Sam follows a huffy Carl to Willie’s apartment, urging Carl to be careful. However, it turns out that Carl’s anger was not due to the murder of his friend, but because Willie Lopez nearly exposed Carl’s role in his friend’s murder. He orders Willie to confront Oda Mae and find out how she learned about Sam’s murder. Sam discovers that Carl’s plans were to extort the suspicious account that Sam was looking into and that he had had a contract with Willie to find the passcode of the bank account.
Molly is at the police station where the police read aloud Oda Mae’s intricate criminal record. Molly walks home angry, but realizes she is more depressed at how she only believed Oda Mae because she misses Sam so much. When she arrives home, Sam watches her as she tries to distract herself by making pottery. She sits down at her pottery table and Sam’s spirit embraces her; at this moment, it seems as though Molly is able to feel Sam’s presence. However, they are interrupted by Carl banging on the door. Molly tells Carl that he was right in thinking she had gone mad, and he tries to take advantage of her vulnerability and make a move on her. Sam, unable to control his anger, screams, and the momentum breaks the glass of a photo of Sam and Molly. Molly, already visibly uncomfortable, asks Carl to leave.

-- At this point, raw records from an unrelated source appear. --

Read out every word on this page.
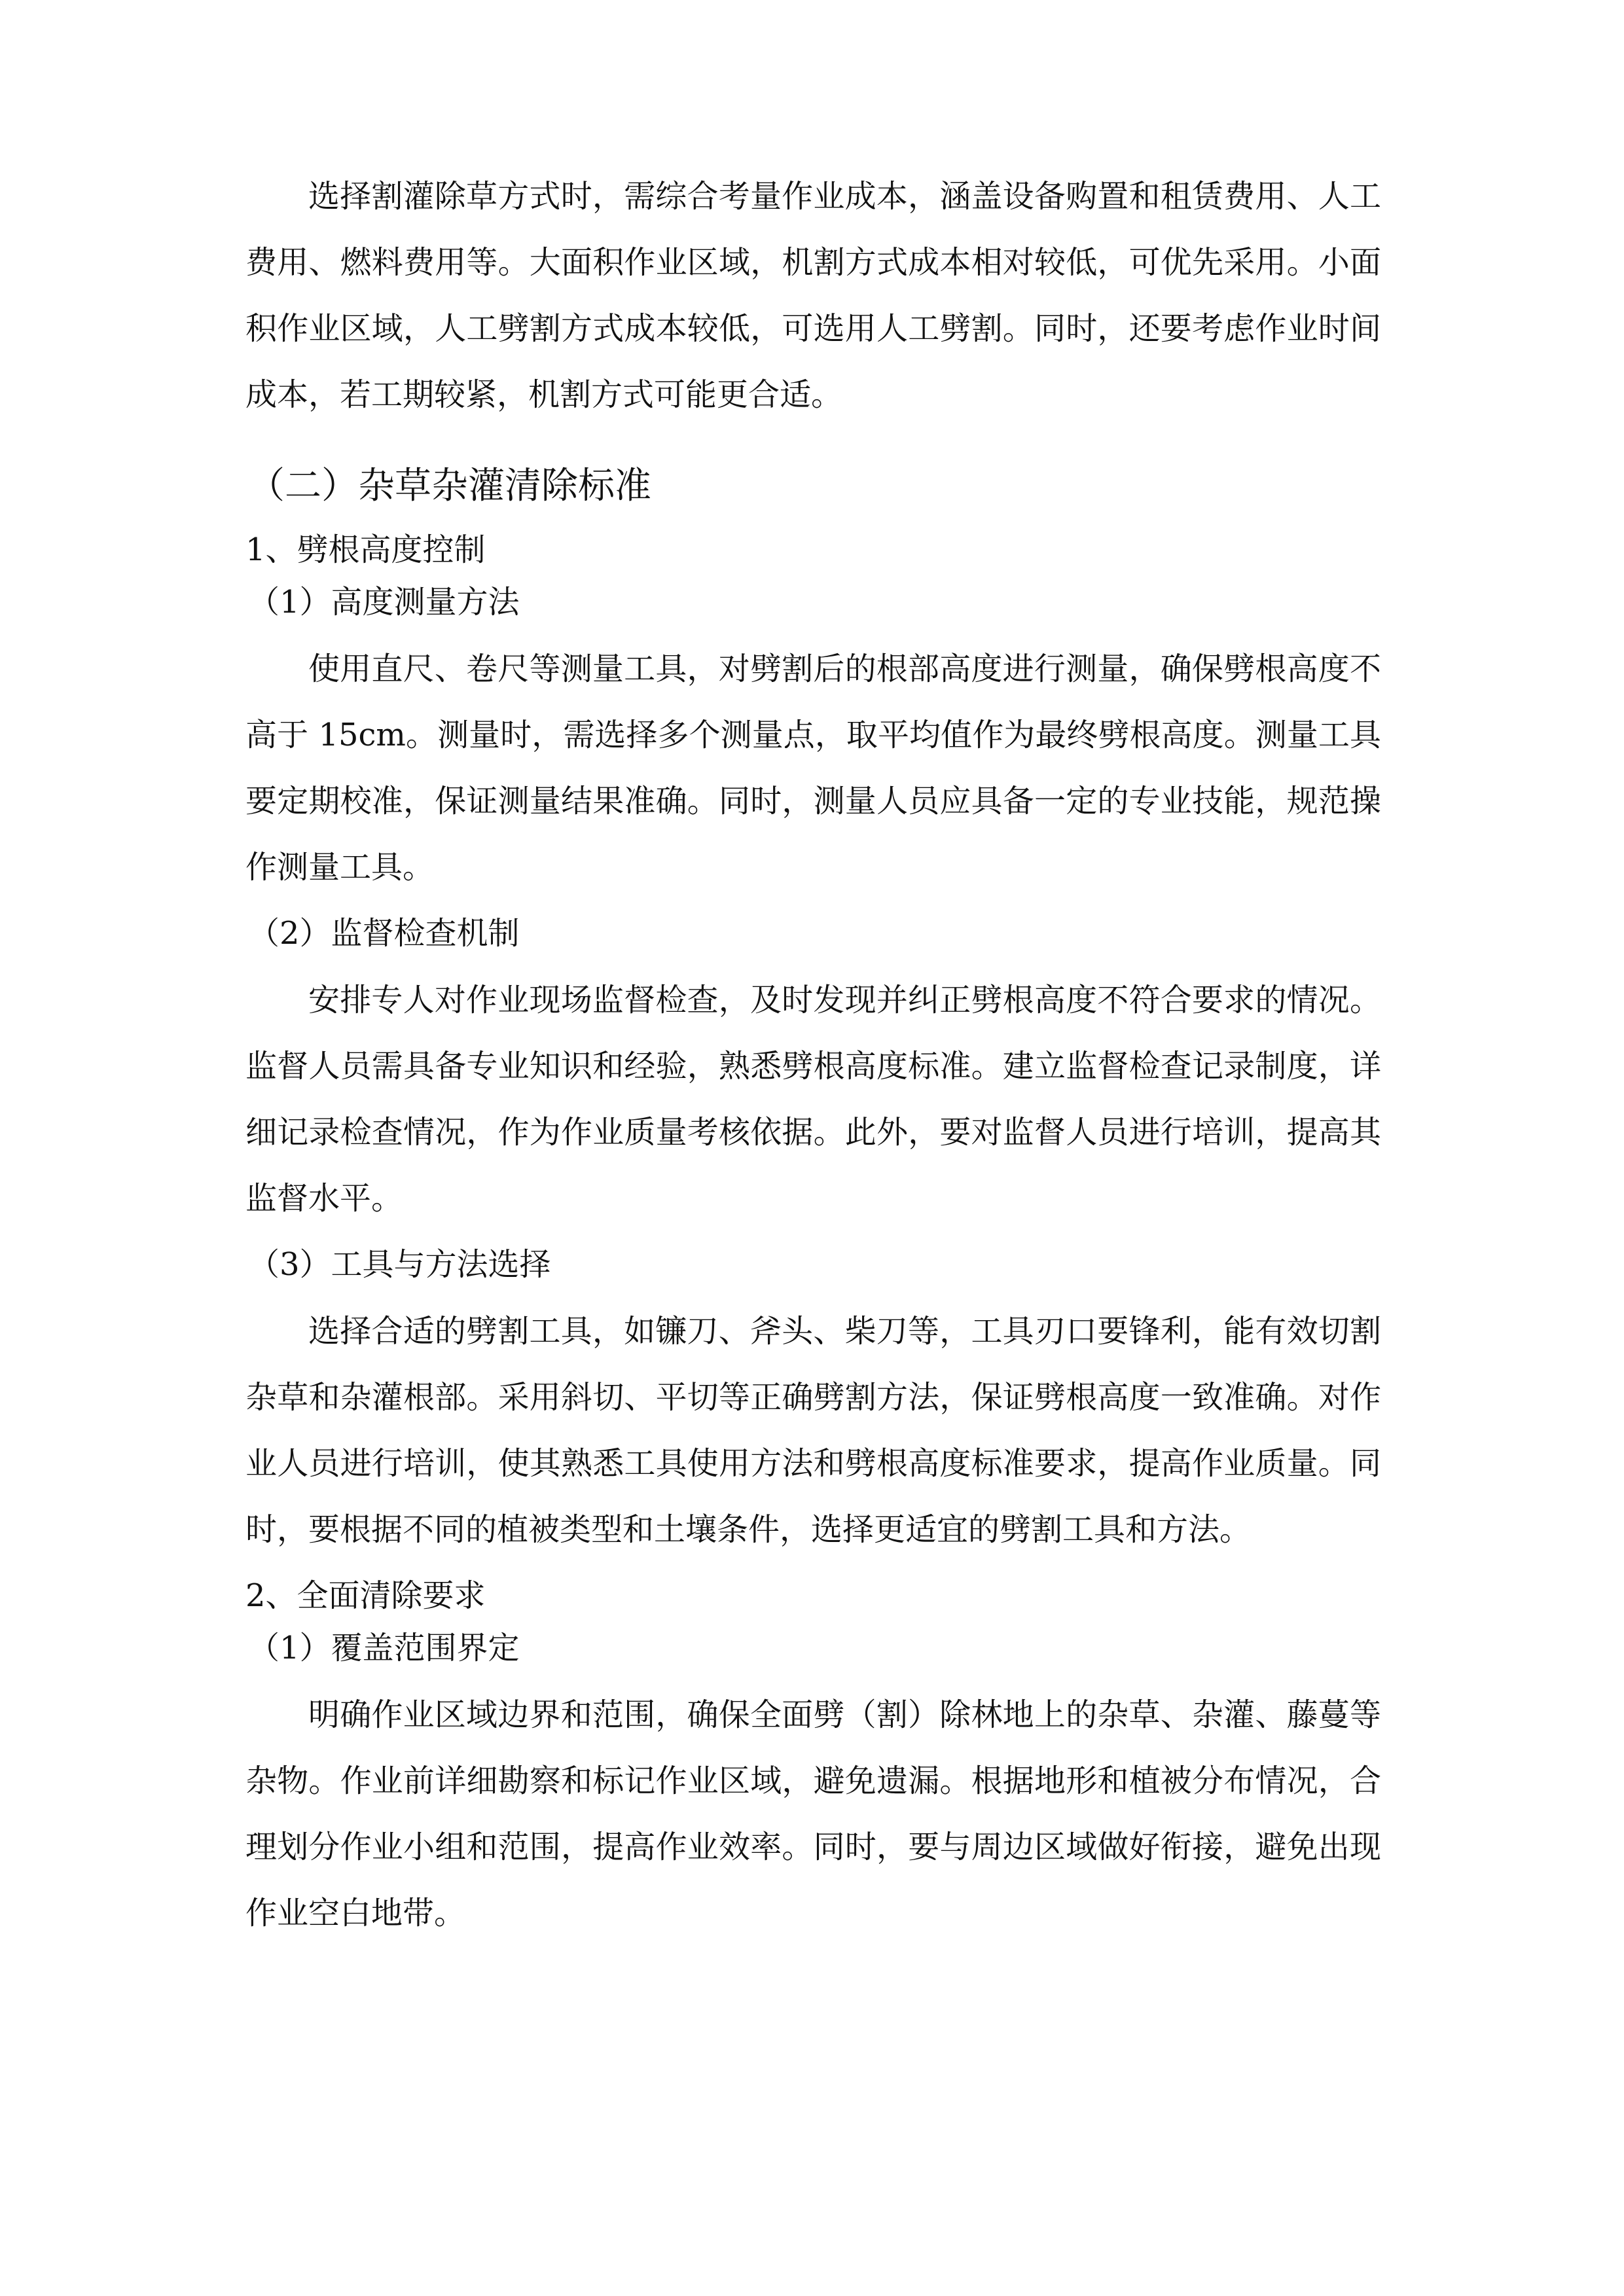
选择割灌除草方式时，需综合考量作业成本，涵盖设备购置和租赁费用、人工费用、燃料费用等。大面积作业区域，机割方式成本相对较低，可优先采用。小面积作业区域，人工劈割方式成本较低，可选用人工劈割。同时，还要考虑作业时间成本，若工期较紧，机割方式可能更合适。

（二）杂草杂灌清除标准
1、劈根高度控制
（1）高度测量方法

使用直尺、卷尺等测量工具，对劈割后的根部高度进行测量，确保劈根高度不高于 15cm。测量时，需选择多个测量点，取平均值作为最终劈根高度。测量工具要定期校准，保证测量结果准确。同时，测量人员应具备一定的专业技能，规范操作测量工具。

（2）监督检查机制

安排专人对作业现场监督检查，及时发现并纠正劈根高度不符合要求的情况。监督人员需具备专业知识和经验，熟悉劈根高度标准。建立监督检查记录制度，详细记录检查情况，作为作业质量考核依据。此外，要对监督人员进行培训，提高其监督水平。

（3）工具与方法选择

选择合适的劈割工具，如镰刀、斧头、柴刀等，工具刃口要锋利，能有效切割杂草和杂灌根部。采用斜切、平切等正确劈割方法，保证劈根高度一致准确。对作业人员进行培训，使其熟悉工具使用方法和劈根高度标准要求，提高作业质量。同时，要根据不同的植被类型和土壤条件，选择更适宜的劈割工具和方法。

2、全面清除要求
（1）覆盖范围界定

明确作业区域边界和范围，确保全面劈（割）除林地上的杂草、杂灌、藤蔓等杂物。作业前详细勘察和标记作业区域，避免遗漏。根据地形和植被分布情况，合理划分作业小组和范围，提高作业效率。同时，要与周边区域做好衔接，避免出现作业空白地带。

Sam is motivated more than ever to learn how to move objects as a spirit. In addition to harnessing his frustrations, several pieces of advice from another spirit enables him to control his abilities.
Sam and Oda Mae partner up once again to deal with Carl and his plans to extort the suspicious bank account. Oda Mae poses as the owner of the account and withdraws all the money from the bank. Carl on the other hand assures his mysterious employer that the money will be ready by 4:00 p.m., but we know that it won’t be. Oda Mae celebrates with her massive withdrawal which is shortlived when Sam tells her they are donating it to a charity.
Carl is now frightened for his life and enters Sam and Molly’s apartment, armed with a gun. He owes an impossible amount of money to drug dealers and is desperate to know where the money has gone. Sam moves objects to throw Carl off, there is a struggle and Carl accidentally fires the gun which is pointed at himself. Red spirits descend and drag Carl to hell and they are accompanied by white spirits, who are to take Sam away as well, but to heaven.
The musical is composed of narratives we’ve seen before— a partner’s inability to say “I love you” back, the trusted friend who was the foe all along, how the good go to heaven and the bad get banished to hell. The musical, in the end, is about Sam and Molly, and the emotional poignancy of their tragic affair is preserved in song and production. In their world on stage, Sam and Molly are able to bid each other a proper farewell.